Molini Marzoli, Porfidio scrive alla Procura
Il consigliere esige che si faccia chiarezza sul vincolo a scopo produttivo dei fondi europei che consentirono il restauro dell'immobile, alla luce delle scelte successivamente fatte dal Comune
La vicenda dei Molini Marzoli arriva fino alla magistratura: non per iniziativa propria dei togati, ma con l’invio di una missiva da parte del consigliere comunale de La Voce della Città Audio Porfidio, che aveva sollevato la questione alcune settimane or sono.
Al centro l’uso della struttura. Secondo il consigliere è stato violato il vincolo a suo tempo posto sui fondi comunitari, 13.245.447.000 vecchie lire, scrive, che coprivano il 59,37% dell’intero costo della ristrutturazione dello stabile, poi condotta a termine negli anni Novanta. I fondi giungevano nell’ambito della risposta di Bruxelles alle crisi industriali che avevano colpito aree note per il loro forte tessuto produttivo, in questo caso l’Asse Sempione. Lo scopo era quello di destinare i Molini Marzoli a Polo scientifico e Tecnologico (PSTL) con incubatore di imprese, a Centro Tessile Cotoniero e a Centro di Formazione. I fondi insomma andavano usati per una struttura che fungesse da volano industriale e produttivo.
Nel tempo tuttavia si sono aggiunte altre attività che poco avevano a che fare con questo indirizzo: il centro dialetti, alcuni uffici comunali. La recente sistemazione nell’edificio del comando della Polizia Locale è stata la goccia che ha fatto traboccare il vaso (già di suo sempre pieno fino all’orlo) dell’indignazione di Porfidio, implacabile quando si tratta di vigili urbani, almeno quanto questi lo sono nell’appioppare multe agli automobilisti colti a violare il codice stradale. I Molini Marzoli cambiano pelle, insomma, mentre si perdono pezzi pregiati, a partire proprio dal PSTL, disciolto dagli enti soci; anche le attività scientifiche dell’Università dell’Insubria sono state di recente trasferite alla ristrutturata e rinnovata Villa Manara.

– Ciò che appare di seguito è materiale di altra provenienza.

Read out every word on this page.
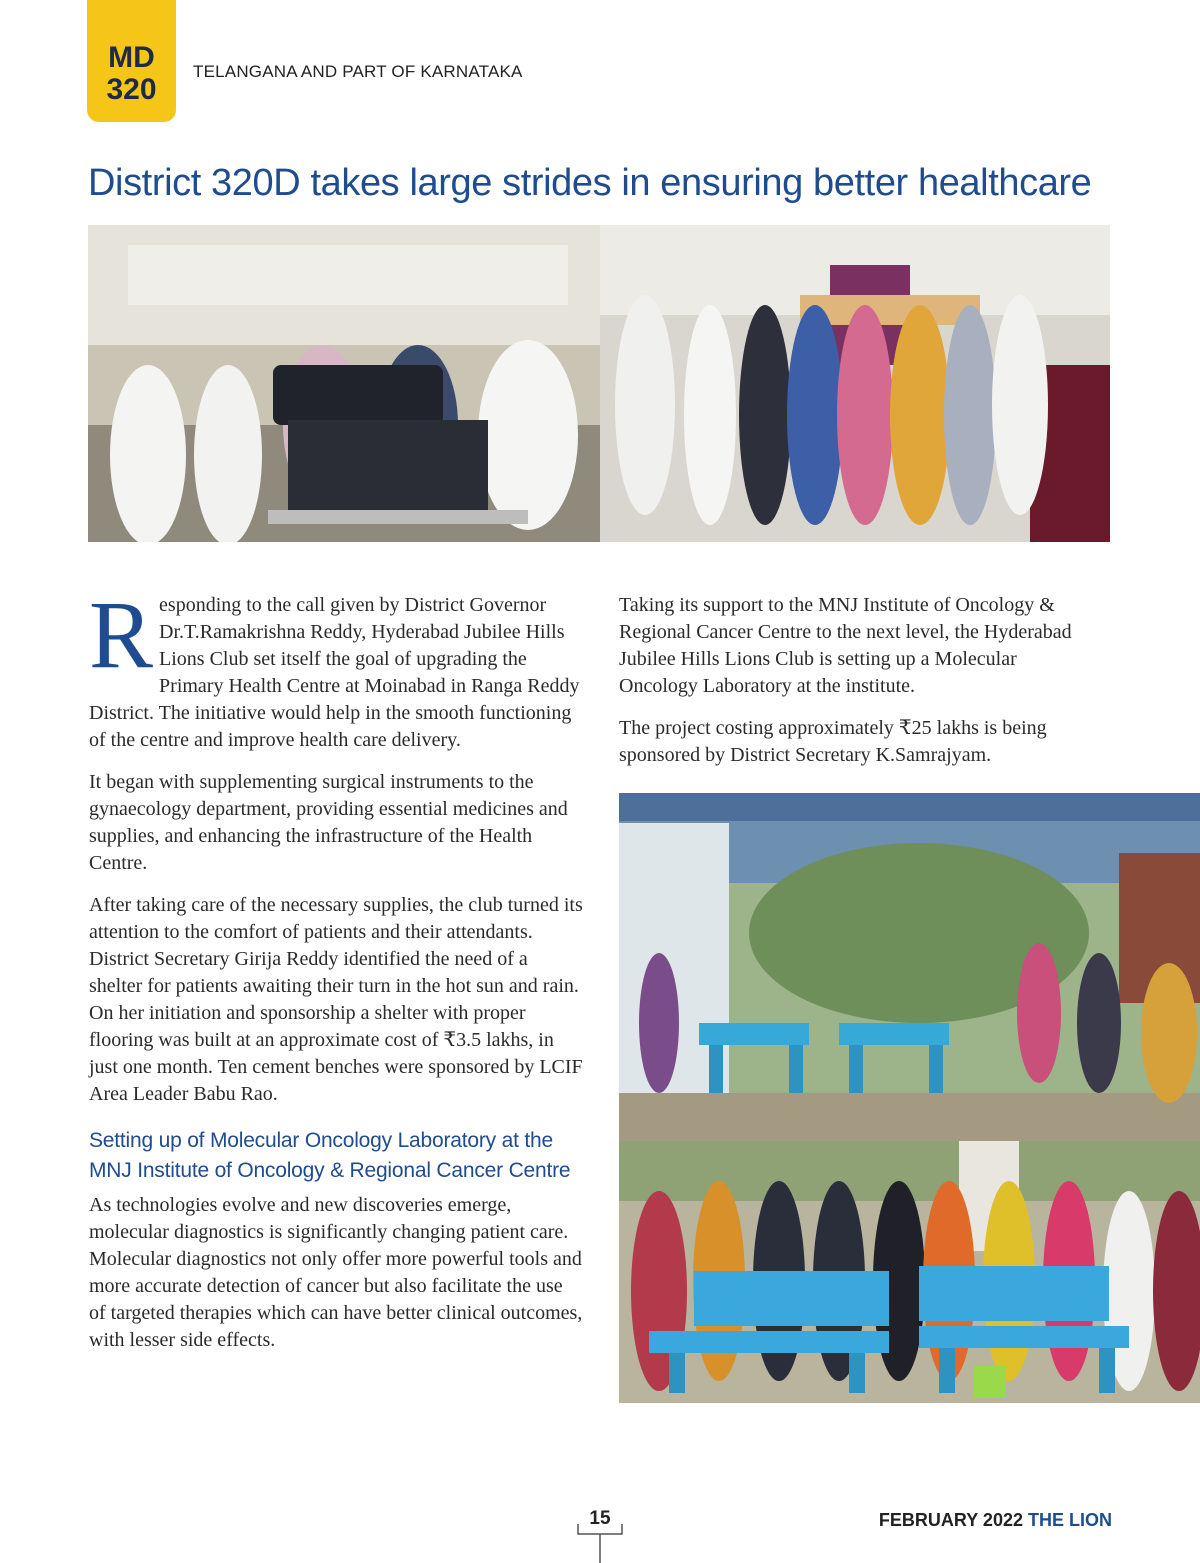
MD
320
TELANGANA AND PART OF KARNATAKA
District 320D takes large strides in ensuring better healthcare

Responding to the call given by District Governor Dr.T.Ramakrishna Reddy, Hyderabad Jubilee Hills Lions Club set itself the goal of upgrading the Primary Health Centre at Moinabad in Ranga Reddy District. The initiative would help in the smooth functioning of the centre and improve health care delivery.

It began with supplementing surgical instruments to the gynaecology department, providing essential medicines and supplies, and enhancing the infrastructure of the Health Centre.

After taking care of the necessary supplies, the club turned its attention to the comfort of patients and their attendants. District Secretary Girija Reddy identified the need of a shelter for patients awaiting their turn in the hot sun and rain. On her initiation and sponsorship a shelter with proper flooring was built at an approximate cost of ₹3.5 lakhs, in just one month. Ten cement benches were sponsored by LCIF Area Leader Babu Rao.

Setting up of Molecular Oncology Laboratory at the MNJ Institute of Oncology & Regional Cancer Centre

As technologies evolve and new discoveries emerge, molecular diagnostics is significantly changing patient care. Molecular diagnostics not only offer more powerful tools and more accurate detection of cancer but also facilitate the use of targeted therapies which can have better clinical outcomes, with lesser side effects.

Taking its support to the MNJ Institute of Oncology & Regional Cancer Centre to the next level, the Hyderabad Jubilee Hills Lions Club is setting up a Molecular Oncology Laboratory at the institute.

The project costing approximately ₹25 lakhs is being sponsored by District Secretary K.Samrajyam.

15	FEBRUARY 2022 THE LION
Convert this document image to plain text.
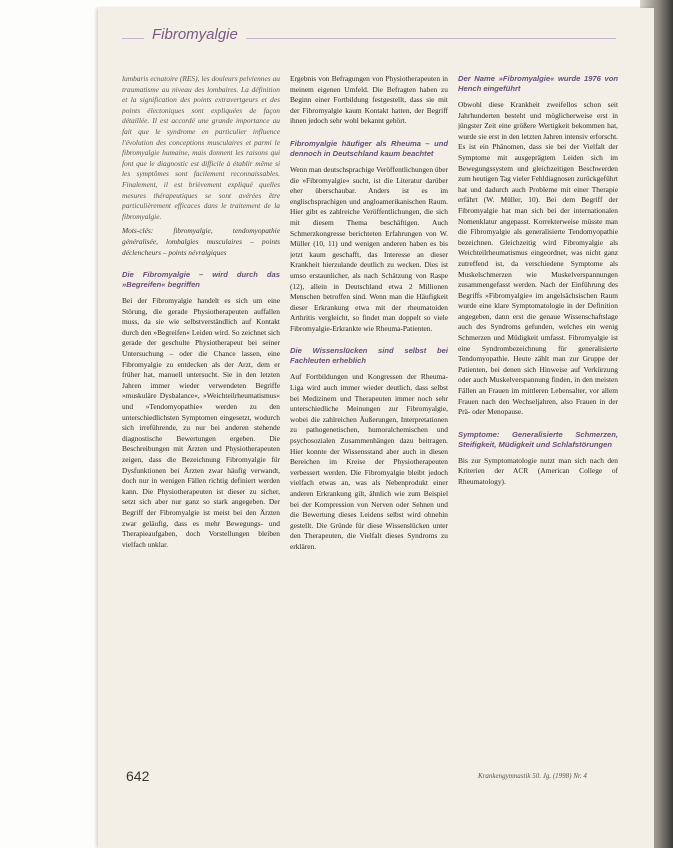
Fibromyalgie

lumbaris ecnatoire (RES), les douleurs pelviennes au traumatisme au niveau des lombaires. La définition et la signification des points extravertgeurs et des points électoniques sont expliquées de façon détaillée. Il est accordé une grande importance au fait que le syndrome en particulier influence l'évolution des conceptions musculaires et parmi le fibromyalgie humaine, mais donnent les raisons qui font que le diagnostic est difficile à établir même si les symptômes sont facilement reconnaissables. Finalement, il est brièvement expliqué quelles mesures thérapeutiques se sont avérées être particulièrement efficaces dans le traitement de la fibromyalgie.

Mots-clés: fibromyalgie, tendomyopathie généralisée, lombalgies musculaires – points déclencheurs – points névralgiques

Die Fibromyalgie – wird durch das »Begreifen« begriffen

Bei der Fibromyalgie handelt es sich um eine Störung, die gerade Physiotherapeuten auffallen muss, da sie wie selbstverständlich auf Kontakt durch den »Begreifen« Leiden wird. So zeichnet sich gerade der geschulte Physiotherapeut bei seiner Untersuchung – oder die Chance lassen, eine Fibromyalgie zu entdecken als der Arzt, dem er früher hat, manuell untersucht. Sie in den letzten Jahren immer wieder verwendeten Begriffe »muskuläre Dysbalance«, »Weichteilrheumatismus« und »Tendomyopathie« werden zu den unterschiedlichsten Symptomen eingesetzt, wodurch sich irreführende, zu nur bei anderen stehende diagnostische Bewertungen ergeben. Die Beschreibungen mit Ärzten und Physiotherapeuten zeigen, dass die Bezeichnung Fibromyalgie für Dysfunktionen bei Ärzten zwar häufig verwandt, doch nur in wenigen Fällen richtig definiert werden kann. Die Physiotherapeuten ist dieser zu sicher, setzt sich aber nur ganz so stark angegeben. Der Begriff der Fibromyalgie ist meist bei den Ärzten zwar geläufig, dass es mehr Bewegungs- und Therapieaufgaben, doch Vorstellungen bleiben vielfach unklar.

Ergebnis von Befragungen von Physiotherapeuten in meinem eigenen Umfeld. Die Befragten haben zu Beginn einer Fortbildung festgestellt, dass sie mit der Fibromyalgie kaum Kontakt hatten, der Begriff ihnen jedoch sehr wohl bekannt gehört.

Fibromyalgie häufiger als Rheuma – und dennoch in Deutschland kaum beachtet

Wenn man deutschsprachige Veröffentlichungen über die »Fibromyalgie« sucht, ist die Literatur darüber eher überschaubar. Anders ist es im englischsprachigen und angloamerikanischen Raum. Hier gibt es zahlreiche Veröffentlichungen, die sich mit diesem Thema beschäftigen. Auch Schmerzkongresse berichteten Erfahrungen von W. Müller (10, 11) und wenigen anderen haben es bis jetzt kaum geschafft, das Interesse an dieser Krankheit hierzulande deutlich zu wecken. Dies ist umso erstaunlicher, als nach Schätzung von Raspe (12), allein in Deutschland etwa 2 Millionen Menschen betroffen sind. Wenn man die Häufigkeit dieser Erkrankung etwa mit der rheumatoiden Arthritis vergleicht, so findet man doppelt so viele Fibromyalgie-Erkrankte wie Rheuma-Patienten.

Die Wissenslücken sind selbst bei Fachleuten erheblich

Auf Fortbildungen und Kongressen der Rheuma-Liga wird auch immer wieder deutlich, dass selbst bei Medizinern und Therapeuten immer noch sehr unterschiedliche Meinungen zur Fibromyalgie, wobei die zahlreichen Äußerungen, Interpretationen zu pathogenetischen, humoralchemischen und psychosozialen Zusammenhängen dazu beitragen. Hier konnte der Wissensstand aber auch in diesen Bereichen im Kreise der Physiotherapeuten verbessert werden. Die Fibromyalgie bleibt jedoch vielfach etwas an, was als Nebenprodukt einer anderen Erkrankung gilt, ähnlich wie zum Beispiel bei der Kompression von Nerven oder Sehnen und die Bewertung dieses Leidens selbst wird ohnehin gestellt. Die Gründe für diese Wissenslücken unter den Therapeuten, die Vielfalt dieses Syndroms zu erklären.

Der Name »Fibromyalgie« wurde 1976 von Hench eingeführt

Obwohl diese Krankheit zweifellos schon seit Jahrhunderten besteht und möglicherweise erst in jüngster Zeit eine größere Wertigkeit bekommen hat, wurde sie erst in den letzten Jahren intensiv erforscht. Es ist ein Phänomen, dass sie bei der Vielfalt der Symptome mit ausgeprägtem Leiden sich im Bewegungssystem und gleichzeitigen Beschwerden zum heutigen Tag vieler Fehldiagnosen zurückgeführt hat und dadurch auch Probleme mit einer Therapie erfährt (W. Müller, 10). Bei dem Begriff der Fibromyalgie hat man sich bei der internationalen Nomenklatur angepasst. Korrekterweise müsste man die Fibromyalgie als generalisierte Tendomyopathie bezeichnen. Gleichzeitig wird Fibromyalgie als Weichteilrheumatismus eingeordnet, was nicht ganz zutreffend ist, da verschiedene Symptome als Muskelschmerzen wie Muskelverspannungen zusammengefasst werden. Nach der Einführung des Begriffs »Fibromyalgie« im angelsächsischen Raum wurde eine klare Symptomatologie in der Definition angegeben, dann erst die genaue Wissenschaftslage auch des Syndroms gefunden, welches ein wenig Schmerzen und Müdigkeit umfasst. Fibromyalgie ist eine Syndrombezeichnung für generalisierte Tendomyopathie. Heute zählt man zur Gruppe der Patienten, bei denen sich Hinweise auf Verkürzung oder auch Muskelverspannung finden, in den meisten Fällen an Frauen im mittleren Lebensalter, vor allem Frauen nach den Wechseljahren, also Frauen in der Prä- oder Menopause.

Symptome: Generalisierte Schmerzen, Steifigkeit, Müdigkeit und Schlafstörungen

Bis zur Symptomatologie nutzt man sich nach den Kriterien der ACR (American College of Rheumatology).

642	Krankengymnastik 50. Jg. (1998) Nr. 4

Porfidio, nella missiva alla Procura della Repubblica, prende di mira il Comune di Busto Arsizio proprio per la destinazione di buona parte dell’immobile della ex Molini Marzoli "ad uffici comunali e servizi non inerenti ai vincoli imposti, a suo tempo, dalle norme in materia di partecipazione ai finanziamenti CEE per il conseguimento dell’obiettivo 2, così come definito dal Regolamento CEE 2081/93". In ogni caso, chiede che sia la magistratura a verificare la piena rispondenza degli utilizzi dell’immobile di viale Cadorna ai vincoli a suo tempo posti.